My dear people, Henne had been burned to a crisp. But how? The chair itself was almost intact, only the material at the back was singed. For a person to be so totally consumed, you’d need a fire bigger than the one in the bathhouse on Fridays. Even to roast a goose, a lot of wood is needed. But the chair was untouched. Nor had the linen on the bed caught fire. She had bought a chest of drawers, a table, a wardrobe, and everything was undamaged. Yet Henne was one piece of coal. There was no body to be laid out, to be cleansed, or dressed in a shroud. The officials hurried to Henne’s house and they could not believe their own eyes. Nobody had seen a fire, nobody had smelled smoke. Where could such a hell fire have come from? No ashes were to be found in the stove or under the tripod. Henne seldom cooked. The town’s doctor, Chapinski, arrived. His eyes popped out of his head and there he stood like a figure of clay.
“How is it possible?” the chief of police asked.
“It’s impossible,” the doctor replied. “If someone were to tell me such a thing, I would call him a filthy liar.”
“But it has happened,” the chief of police interrupted.
Chapinski shrugged his shoulders and murmured, “I just don’t understand.”
Someone suggested that it might have been lightning. But there had been no lightning and thunder for weeks.
The neighboring squires heard of the event and arrived on the scene. Butcher Alley filled with carriages, britskas, and phaetons. The crowd stood and gaped. Everyone tried to find an explanation. It was beyond reason. The upholstery of the chair was filled with flax, dry as pepper.
A rumor spread that the vodka had ignited in Henne’s stomach. But who ever heard of a fire in the guts? The doctor shook his head. “It’s a riddle.”
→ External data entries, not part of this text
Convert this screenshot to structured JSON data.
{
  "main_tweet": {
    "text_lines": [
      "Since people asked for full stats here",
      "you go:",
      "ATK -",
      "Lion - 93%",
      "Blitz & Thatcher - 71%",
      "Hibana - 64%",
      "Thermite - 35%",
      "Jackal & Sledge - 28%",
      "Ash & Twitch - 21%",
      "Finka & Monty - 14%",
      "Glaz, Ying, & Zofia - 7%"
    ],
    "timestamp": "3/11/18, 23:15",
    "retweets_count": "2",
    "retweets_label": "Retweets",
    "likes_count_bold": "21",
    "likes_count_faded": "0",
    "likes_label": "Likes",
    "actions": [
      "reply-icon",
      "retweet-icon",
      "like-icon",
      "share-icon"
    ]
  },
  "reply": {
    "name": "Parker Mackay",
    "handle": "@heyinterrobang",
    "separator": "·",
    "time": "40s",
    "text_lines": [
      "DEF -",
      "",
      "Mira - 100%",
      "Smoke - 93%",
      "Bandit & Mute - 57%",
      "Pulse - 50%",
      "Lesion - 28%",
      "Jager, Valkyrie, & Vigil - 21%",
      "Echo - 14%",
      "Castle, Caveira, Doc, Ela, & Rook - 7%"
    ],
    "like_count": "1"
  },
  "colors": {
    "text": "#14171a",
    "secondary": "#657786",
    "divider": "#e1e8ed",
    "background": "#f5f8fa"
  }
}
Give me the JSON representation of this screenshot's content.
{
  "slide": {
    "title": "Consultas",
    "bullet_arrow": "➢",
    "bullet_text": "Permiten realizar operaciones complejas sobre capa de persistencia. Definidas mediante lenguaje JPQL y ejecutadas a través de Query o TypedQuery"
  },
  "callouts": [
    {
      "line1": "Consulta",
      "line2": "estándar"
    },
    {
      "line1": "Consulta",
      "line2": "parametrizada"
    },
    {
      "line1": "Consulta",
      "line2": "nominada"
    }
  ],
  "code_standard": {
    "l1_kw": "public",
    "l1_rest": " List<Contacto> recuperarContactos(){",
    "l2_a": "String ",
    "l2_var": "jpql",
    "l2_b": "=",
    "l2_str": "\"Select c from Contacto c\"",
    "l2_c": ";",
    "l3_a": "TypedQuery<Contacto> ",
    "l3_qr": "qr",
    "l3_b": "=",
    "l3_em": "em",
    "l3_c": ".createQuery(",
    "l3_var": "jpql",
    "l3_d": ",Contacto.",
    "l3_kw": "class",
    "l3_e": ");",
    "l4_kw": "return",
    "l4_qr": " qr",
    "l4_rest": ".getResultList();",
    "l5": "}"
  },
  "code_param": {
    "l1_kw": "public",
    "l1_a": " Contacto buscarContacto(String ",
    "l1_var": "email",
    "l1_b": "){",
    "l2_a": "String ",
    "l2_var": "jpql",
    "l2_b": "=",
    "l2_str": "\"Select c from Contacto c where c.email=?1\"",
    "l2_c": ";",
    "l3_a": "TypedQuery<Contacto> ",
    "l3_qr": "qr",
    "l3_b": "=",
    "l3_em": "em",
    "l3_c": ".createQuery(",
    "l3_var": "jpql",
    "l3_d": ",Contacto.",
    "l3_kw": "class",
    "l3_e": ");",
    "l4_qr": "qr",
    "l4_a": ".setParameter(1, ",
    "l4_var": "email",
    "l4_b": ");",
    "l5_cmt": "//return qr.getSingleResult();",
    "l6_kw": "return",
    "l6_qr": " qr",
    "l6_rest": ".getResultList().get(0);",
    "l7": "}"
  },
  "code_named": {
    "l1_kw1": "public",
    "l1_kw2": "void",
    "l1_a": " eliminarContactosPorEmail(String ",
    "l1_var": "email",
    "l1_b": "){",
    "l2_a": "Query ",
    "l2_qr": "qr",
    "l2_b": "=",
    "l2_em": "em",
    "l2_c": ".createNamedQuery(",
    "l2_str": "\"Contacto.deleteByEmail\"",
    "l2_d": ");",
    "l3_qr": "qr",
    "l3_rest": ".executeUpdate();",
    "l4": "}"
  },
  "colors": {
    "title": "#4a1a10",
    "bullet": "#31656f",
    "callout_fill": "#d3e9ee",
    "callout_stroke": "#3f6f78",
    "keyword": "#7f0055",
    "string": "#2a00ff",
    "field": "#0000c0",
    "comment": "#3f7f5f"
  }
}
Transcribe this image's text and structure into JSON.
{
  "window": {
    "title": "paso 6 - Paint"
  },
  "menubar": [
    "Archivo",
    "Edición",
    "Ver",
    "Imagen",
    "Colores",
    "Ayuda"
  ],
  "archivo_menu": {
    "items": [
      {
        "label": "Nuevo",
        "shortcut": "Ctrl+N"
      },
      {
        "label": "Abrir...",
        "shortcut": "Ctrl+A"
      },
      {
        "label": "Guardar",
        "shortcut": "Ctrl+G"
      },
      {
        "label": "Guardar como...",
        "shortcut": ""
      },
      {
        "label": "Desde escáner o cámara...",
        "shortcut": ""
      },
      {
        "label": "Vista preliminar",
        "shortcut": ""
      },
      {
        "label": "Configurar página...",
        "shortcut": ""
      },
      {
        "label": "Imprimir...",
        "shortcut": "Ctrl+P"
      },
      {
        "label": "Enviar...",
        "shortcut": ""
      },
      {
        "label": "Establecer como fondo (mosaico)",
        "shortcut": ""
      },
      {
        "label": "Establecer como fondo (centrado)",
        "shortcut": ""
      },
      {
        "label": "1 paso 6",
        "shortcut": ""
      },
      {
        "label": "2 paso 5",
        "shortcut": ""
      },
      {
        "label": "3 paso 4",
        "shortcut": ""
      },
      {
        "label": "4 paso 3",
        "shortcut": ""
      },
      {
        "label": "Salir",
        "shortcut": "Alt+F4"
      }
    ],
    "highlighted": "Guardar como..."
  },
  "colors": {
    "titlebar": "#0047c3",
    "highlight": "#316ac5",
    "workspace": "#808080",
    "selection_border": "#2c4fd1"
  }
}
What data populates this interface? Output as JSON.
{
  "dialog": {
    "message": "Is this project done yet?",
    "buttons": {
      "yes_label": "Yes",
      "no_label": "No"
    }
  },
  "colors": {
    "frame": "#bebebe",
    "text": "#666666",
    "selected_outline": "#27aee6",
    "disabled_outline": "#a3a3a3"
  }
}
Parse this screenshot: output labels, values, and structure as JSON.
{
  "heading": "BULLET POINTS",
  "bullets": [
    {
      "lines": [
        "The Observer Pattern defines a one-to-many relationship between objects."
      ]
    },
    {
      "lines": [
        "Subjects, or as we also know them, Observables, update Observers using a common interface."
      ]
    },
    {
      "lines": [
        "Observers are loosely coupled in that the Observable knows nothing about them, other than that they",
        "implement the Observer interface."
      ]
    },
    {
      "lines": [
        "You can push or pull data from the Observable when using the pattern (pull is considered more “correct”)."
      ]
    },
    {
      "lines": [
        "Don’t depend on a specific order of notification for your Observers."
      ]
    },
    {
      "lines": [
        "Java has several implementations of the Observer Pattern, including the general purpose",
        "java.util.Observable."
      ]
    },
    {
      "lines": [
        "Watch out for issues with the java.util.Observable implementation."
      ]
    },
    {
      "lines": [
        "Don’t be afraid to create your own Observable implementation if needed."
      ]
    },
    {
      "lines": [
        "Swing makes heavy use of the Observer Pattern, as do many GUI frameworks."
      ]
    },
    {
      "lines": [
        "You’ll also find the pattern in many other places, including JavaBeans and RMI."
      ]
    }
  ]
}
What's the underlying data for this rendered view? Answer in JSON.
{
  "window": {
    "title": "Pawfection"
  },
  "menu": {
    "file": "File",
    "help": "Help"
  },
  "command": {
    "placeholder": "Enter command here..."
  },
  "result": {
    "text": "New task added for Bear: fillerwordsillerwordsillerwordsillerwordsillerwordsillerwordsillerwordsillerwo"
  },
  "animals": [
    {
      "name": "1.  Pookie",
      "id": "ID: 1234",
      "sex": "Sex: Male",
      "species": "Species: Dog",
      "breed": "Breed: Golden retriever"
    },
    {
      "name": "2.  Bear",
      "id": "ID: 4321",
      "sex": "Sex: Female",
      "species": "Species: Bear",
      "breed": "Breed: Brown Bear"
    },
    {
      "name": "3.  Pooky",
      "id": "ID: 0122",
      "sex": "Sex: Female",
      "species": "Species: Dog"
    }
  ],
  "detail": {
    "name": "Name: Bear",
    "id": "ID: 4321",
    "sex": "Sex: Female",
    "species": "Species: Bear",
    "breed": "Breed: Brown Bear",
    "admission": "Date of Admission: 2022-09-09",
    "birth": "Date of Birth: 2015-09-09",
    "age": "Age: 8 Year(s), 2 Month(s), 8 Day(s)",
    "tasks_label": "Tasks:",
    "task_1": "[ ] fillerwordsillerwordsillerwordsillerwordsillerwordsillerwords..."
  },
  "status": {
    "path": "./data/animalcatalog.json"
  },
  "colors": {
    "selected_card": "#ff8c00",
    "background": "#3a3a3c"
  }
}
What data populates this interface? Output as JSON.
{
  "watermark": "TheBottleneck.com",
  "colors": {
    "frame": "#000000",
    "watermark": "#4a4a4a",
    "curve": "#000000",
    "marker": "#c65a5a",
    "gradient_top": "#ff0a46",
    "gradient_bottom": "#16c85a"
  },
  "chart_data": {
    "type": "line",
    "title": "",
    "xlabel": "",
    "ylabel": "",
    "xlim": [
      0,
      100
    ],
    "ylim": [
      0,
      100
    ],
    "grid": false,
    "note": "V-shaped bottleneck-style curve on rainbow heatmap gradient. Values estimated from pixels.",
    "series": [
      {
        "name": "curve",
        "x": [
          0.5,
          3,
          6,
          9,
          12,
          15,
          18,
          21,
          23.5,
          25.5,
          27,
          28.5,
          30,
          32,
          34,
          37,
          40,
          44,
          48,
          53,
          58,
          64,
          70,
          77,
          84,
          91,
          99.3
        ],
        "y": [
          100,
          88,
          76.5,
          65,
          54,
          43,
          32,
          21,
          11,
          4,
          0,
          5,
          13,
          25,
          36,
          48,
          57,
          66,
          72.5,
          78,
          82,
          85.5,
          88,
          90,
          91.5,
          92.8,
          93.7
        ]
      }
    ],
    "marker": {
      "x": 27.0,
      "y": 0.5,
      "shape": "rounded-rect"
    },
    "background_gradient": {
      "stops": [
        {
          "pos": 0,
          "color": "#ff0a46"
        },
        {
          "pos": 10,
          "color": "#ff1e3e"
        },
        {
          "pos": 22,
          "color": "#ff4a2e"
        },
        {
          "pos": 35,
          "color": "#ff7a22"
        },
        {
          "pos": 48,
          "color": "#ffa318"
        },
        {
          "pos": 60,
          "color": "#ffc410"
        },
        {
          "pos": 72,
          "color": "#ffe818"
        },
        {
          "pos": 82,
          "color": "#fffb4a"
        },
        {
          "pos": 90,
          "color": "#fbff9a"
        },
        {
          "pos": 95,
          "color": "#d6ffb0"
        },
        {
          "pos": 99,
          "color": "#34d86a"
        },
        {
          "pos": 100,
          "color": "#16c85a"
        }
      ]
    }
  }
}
There was no point in preparing Henne for burial. They put her bones in a sack, carried it to the cemetery, and buried her. The gravedigger recited the Kaddish. Later her daughters came from Lublin, but what could they learn? Fires ran after Henne and a fire had finished her. In her curses she had often used the word “fire”: fire in the head, fire in the belly. She would say, “You should burn like a candle.” “You should burn in fever.” “You should burn like kindling wood.” Words have power. The proverb says: “A blow passes, but a word remains.”
My dear people, Henne continued to cause trouble even after her death. Kopel the coachman bought her house from her daughters and turned it into a stable. But the horses sweated in the night and caught cold. When a horse catches cold that way, it’s the end. Several times the straw caught fire. A neighbor who had quarreled with Henne about the washing swore that Henne’s ghost tore the sheets from the line and threw them into the mud. The ghost also overturned a washtub. I wasn’t there, but of a person such as Henne anything can be believed. I see her to this day, black, lean, with a flat chest like a man and the wild eyes of a hunted beast. Something was smouldering within her. She must have suffered. I remember my grandmother saying, “A good life never made anyone knock his head against the wall.” However, no matter what misfortunes strike I say, “Burst, but keep a good face on things.”
Thank God, not everyone can afford constantly to bewail his lot. A rabbi in our town once said: “If people did not have to work for their bread, everyone would spend his time mourning his own death and life would be one big funeral.”